The city was able to substantially make up the revenue gap by tweaking how it decides the amount of sales tax revenue it expects to collect, Rhodes-Whitley said.
In recent years, the city had used a relatively conservative approach, she said. And when the city collected millions more than it had budgeted, staff would bring the sales tax revenue back to the council later in the fiscal year to be allocated.
Now, the city believes it has a better estimate that will more accurately reflect next year’s sales tax revenue, Rhodes-Whitley said. This would result in about $5 million of additional revenue upfront in the budget. It also means potentially less revenue would come in later in the year.
Some council members expressed caution at the July 24 meeting about adopting the effective tax rate in the future.
Council Member Rick Grady, who supported increasing property tax collections to fund city services in years past, said lowering the tax rate might be manageable this year because the immediate risk of an economic downturn is probably low.
“As the economy is doing well, as home prices are going up, the tax rate goes down,” Grady said. “The inverse is also true. The economy goes poor, home prices go down, tax rate goes up. That’s just the way the math works.”
Council Member Maria Tu, who was elected in May, pointed out this year’s budget would add fewer new personnel than the city has done in years.
“This is not something that’s going to happen every year,” Tu said. “What’s going to happen the next time when we need an increase [in personnel]? How is that going to be assessed into the budget?”

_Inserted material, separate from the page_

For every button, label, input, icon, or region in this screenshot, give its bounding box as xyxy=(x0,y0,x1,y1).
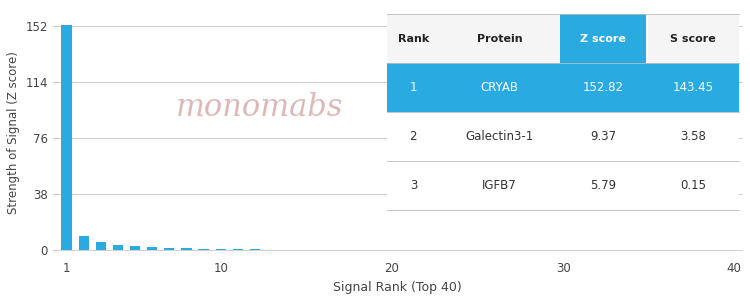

Williams, a supporter of the effective tax rate, praised city staff for coming up with a balanced budget that maintained increases in spending and compensation without raising taxes on existing properties.
“What we [on the council] have essentially done is say, ‘We’d like to build the most fuel-efficient car on the planet—oh, and by the way, let’s make it the fastest car on the roads,’” Williams said. “That’s the easy part. What y’all have done—the city staff … actually delivering on that—is monumentally more challenging.”